En el pueblo de Vamos, las antiguas casas de piedra han sido restauradas respetando a la arquitectura local; pequeños albergues, tabernas y cafés dan vida al pueblo. En Fre, con los plátanos y las aguas corrientes en la plaza, el tiempo parece pasar más despacio, mientras que en Gavalochori tendrán la oportunidad de visitar el Museo Folclórico, los arcos y el arte de «kopaneli». Vrises es un punto de referencia tanto para la gente local como para los viajeros; un pueblo que ofrece momentos de rocío con plátanos, aguas corrientes y tabernas con platos locales.
La zona de Apokóronas dispone de una red de rutas de senderismo muy desarrollada, donde puede navegar con la ayuda de un guía de montaña certificado. Sin embargo, las rutas en coche entre los pueblos son igual de agradables, y uno puede parar en varios puntos para explorar los callejones, la comida, las cafeterías o el raki (aguardiente de orujo) en la sombra de los árboles. Desde aquí se puede llegar fácilmente al lago Kournas y a Georgioupolis, combinando la montaña y el mar en una ruta llena de alternancias e imágenes vivas.

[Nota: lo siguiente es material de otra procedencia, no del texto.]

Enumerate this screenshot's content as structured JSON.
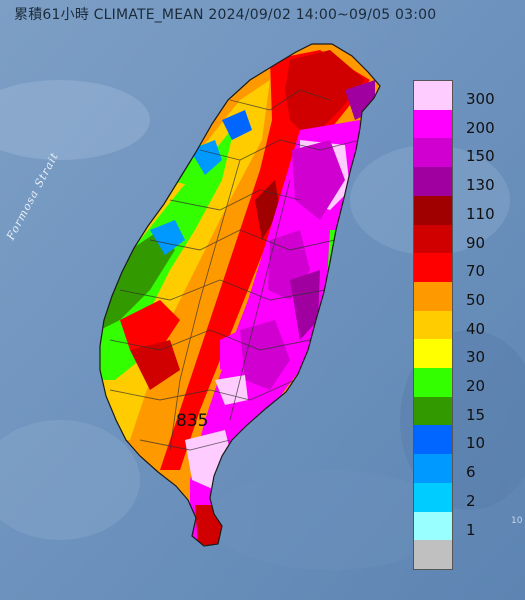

En el pueblo de Vamos, las antiguas casas de piedra han sido restauradas respetando a la arquitectura local; pequeños albergues, tabernas y cafés dan vida al pueblo. En Fre, con los plátanos y las aguas corrientes en la plaza, el tiempo parece pasar más despacio, mientras que en Gavalochori tendrán la oportunidad de visitar el Museo Folclórico, los arcos y el arte de «kopaneli». Vrises es un punto de referencia tanto para la gente local como para los viajeros; un pueblo que ofrece momentos de rocío con plátanos, aguas corrientes y tabernas con platos locales.
La zona de Apokóronas dispone de una red de rutas de senderismo muy desarrollada, donde puede navegar con la ayuda de un guía de montaña certificado. Sin embargo, las rutas en coche entre los pueblos son igual de agradables, y uno puede parar en varios puntos para explorar los callejones, la comida, las cafeterías o el raki (aguardiente de orujo) en la sombra de los árboles. Desde aquí se puede llegar fácilmente al lago Kournas y a Georgioupolis, combinando la montaña y el mar en una ruta llena de alternancias e imágenes vivas.